El niño con el pijama a rayas es el ejemplo más cuestionable de la mirada novelada (por no decir edulcorada) que, hace algún tiempo, la industria cinematográfica europea le dedica al horror nazi. Esta otra adaptación de una obra literaria, best-seller para más detalle, no sólo vuelve a caricaturizar el pasado sino que lo convierte en una fábula donde el villano recibe su merecido, el peor de los castigos divinos.
La película de Mark Herman comparte con títulos como El lector, Operación Valquiria y Cuatro minutos el afán por probar que no todos los alemanes fueron (son) malos. Desde esta perspectiva, el Holocausto adquiere un status similar al zafarrancho perpetrado por uno o varios psicópatas made in Hollywood.
En contra de las ponencias que señalan el gran poder de convocatoria que el proyecto hitleriano tuvo entre la ciudadanía germana, estas producciones insisten en demonizar a uno o dos personajes (en este caso, al padre del protagonista y al chofer) y en liberar de culpa y cargo a los representantes de la sociedad civil (en este caso, a la madre del protagonista y al ama de llaves).
Pero esta simplificación no es el desacierto más grave de El niño con el pijama a rayas… Tampoco lo es la recreación light (¿apta para todo público?) de un campo de concentración donde un chico confinado puede charlar y jugar, alambres electrificados mediante, con el hijo de un jerarca.
El desatino mayor es la moraleja que se desprende de este ejercicio ficcional, y que podría sintetizarse de la siguiente manera: «los nazis habrían entendido la barbarie que cometieron si la hubieran sufrido en carne propia».
Por lo pronto, cuesta ignorar la contracara oculta de tamaña especulación: sugerir que «para entender la barbarie que cometieron, los nazis deberían sufrirla en carne propia». Aquí estamos ante la reedición solapada del refrán «quien a hierro mata; a hierro muere» y, por lo tanto, ante la idea de un castigo merecido, aún cuando paguen justos por pecadores.
El mensaje subliminal admite la generalización de que «sólo imaginándonos en el lugar de las víctimas, podemos entender la barbarie cometida». Como si la aberración de los crímenes genocidas se revelara únicamente en el plano subjetivo, epidérmico, cuando nos identificamos con el personaje victimizado.

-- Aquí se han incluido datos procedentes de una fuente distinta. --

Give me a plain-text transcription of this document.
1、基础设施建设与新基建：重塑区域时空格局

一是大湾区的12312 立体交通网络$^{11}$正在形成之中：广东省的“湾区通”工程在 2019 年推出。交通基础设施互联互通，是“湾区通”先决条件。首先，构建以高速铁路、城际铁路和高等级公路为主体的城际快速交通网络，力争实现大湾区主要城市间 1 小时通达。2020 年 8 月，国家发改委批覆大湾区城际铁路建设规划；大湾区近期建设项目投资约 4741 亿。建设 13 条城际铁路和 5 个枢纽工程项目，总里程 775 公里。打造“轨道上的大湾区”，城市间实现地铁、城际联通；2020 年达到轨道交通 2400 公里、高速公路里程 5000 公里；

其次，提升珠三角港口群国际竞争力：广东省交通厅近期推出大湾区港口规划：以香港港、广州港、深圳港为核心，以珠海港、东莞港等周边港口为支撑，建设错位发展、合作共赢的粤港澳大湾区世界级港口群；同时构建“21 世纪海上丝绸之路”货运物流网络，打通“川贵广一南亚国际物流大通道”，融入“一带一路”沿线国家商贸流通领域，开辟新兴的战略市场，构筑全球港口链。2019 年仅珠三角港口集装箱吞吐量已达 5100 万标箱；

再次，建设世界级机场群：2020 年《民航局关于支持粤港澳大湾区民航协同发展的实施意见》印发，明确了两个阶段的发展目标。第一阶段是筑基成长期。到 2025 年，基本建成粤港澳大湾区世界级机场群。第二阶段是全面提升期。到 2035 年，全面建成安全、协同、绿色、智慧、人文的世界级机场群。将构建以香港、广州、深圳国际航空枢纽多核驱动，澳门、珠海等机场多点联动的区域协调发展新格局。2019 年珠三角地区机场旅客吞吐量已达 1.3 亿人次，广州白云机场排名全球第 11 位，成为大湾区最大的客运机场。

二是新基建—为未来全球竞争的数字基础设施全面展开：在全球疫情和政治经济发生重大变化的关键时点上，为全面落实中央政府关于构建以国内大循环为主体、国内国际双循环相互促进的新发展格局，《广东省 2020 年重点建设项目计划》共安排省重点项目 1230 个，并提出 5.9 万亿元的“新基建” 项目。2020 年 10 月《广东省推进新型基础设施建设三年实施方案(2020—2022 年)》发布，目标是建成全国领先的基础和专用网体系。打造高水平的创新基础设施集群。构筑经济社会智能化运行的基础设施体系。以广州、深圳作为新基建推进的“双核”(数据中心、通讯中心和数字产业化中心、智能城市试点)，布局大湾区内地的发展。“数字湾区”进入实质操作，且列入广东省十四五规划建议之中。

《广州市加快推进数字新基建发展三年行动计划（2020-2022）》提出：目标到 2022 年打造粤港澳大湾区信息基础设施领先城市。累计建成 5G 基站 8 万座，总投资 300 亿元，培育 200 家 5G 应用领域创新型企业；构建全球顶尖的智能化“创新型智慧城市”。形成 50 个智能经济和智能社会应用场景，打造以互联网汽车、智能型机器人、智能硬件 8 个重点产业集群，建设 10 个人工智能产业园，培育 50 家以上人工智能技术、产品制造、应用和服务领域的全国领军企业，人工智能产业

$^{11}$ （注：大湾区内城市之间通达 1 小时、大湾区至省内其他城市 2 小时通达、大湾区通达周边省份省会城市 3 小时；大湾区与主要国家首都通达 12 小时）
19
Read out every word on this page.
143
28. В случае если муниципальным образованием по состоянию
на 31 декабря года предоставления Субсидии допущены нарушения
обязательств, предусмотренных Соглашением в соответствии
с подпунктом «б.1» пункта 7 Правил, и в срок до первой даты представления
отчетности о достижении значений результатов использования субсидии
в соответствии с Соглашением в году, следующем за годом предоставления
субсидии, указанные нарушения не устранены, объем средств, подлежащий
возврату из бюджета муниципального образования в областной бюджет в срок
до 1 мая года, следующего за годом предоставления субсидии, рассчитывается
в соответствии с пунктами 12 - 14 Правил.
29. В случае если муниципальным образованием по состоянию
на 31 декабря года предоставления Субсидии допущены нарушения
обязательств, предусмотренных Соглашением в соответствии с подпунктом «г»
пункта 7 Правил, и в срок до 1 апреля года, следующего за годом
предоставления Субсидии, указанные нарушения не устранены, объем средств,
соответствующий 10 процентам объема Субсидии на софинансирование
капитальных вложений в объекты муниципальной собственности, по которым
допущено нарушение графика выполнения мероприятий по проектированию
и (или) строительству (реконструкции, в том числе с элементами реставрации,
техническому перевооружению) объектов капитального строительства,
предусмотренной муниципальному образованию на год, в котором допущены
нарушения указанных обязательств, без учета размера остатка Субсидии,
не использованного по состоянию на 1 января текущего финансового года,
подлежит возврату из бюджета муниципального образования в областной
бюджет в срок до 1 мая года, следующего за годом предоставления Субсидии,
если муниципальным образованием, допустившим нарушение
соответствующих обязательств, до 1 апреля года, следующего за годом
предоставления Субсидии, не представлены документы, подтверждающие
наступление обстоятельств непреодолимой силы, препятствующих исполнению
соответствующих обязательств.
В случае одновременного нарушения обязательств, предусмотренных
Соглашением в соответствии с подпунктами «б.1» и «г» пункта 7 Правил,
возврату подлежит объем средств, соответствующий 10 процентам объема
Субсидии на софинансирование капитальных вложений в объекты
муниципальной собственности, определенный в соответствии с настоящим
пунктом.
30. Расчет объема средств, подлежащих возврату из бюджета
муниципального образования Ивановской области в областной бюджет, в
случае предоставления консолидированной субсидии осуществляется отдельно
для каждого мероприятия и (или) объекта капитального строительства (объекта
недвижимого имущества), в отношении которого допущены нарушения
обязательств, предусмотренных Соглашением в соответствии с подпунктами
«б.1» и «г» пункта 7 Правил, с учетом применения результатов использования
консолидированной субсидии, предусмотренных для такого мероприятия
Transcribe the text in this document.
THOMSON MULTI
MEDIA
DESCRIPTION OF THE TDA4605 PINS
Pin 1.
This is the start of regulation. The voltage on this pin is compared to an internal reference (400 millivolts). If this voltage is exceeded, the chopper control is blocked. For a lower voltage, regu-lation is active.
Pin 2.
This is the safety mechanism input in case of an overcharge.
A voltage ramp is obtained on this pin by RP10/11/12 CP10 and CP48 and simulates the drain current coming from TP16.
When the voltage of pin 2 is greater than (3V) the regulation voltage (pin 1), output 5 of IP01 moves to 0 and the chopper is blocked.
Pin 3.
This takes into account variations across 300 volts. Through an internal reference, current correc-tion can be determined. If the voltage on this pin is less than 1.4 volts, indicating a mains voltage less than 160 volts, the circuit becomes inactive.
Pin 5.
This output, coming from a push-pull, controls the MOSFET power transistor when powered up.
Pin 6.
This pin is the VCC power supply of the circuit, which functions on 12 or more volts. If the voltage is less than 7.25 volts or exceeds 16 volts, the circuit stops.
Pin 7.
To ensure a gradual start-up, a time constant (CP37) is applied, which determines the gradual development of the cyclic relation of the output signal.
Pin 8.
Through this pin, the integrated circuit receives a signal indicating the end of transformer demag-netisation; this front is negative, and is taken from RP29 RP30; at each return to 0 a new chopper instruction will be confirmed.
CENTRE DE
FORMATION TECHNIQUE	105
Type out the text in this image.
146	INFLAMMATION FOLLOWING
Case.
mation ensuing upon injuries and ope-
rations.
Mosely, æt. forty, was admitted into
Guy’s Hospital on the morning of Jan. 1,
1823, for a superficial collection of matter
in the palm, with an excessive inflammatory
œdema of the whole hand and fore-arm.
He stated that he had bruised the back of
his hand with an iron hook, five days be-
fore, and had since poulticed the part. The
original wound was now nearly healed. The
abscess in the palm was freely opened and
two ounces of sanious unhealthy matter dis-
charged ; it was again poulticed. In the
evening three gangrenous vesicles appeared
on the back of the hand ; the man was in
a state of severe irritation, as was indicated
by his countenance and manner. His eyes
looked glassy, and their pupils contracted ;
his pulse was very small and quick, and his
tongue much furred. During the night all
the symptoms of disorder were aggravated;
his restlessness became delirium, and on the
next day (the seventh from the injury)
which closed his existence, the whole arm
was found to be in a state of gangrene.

Con la excusa de narrar desde las impresiones de un chico de 8 años, El niño con el pijama a rayas convierte al nazismo en un monstruo más cercano a la maldad hollywoodense que a un pasado complejo, aberración exclusiva de nuestra condición humana. Así, el film de Herman aprovecha su simulacro de inocencia para simplificar, tergiversar, confundir y manipular.
Por todo esto, los espectadores nos encontramos ante el ejemplo más flagrante de la mirada maniquea, reduccionista y edulcorada que, hace algún tiempo, la industria cinematográfica europea le dedica al horror nazi.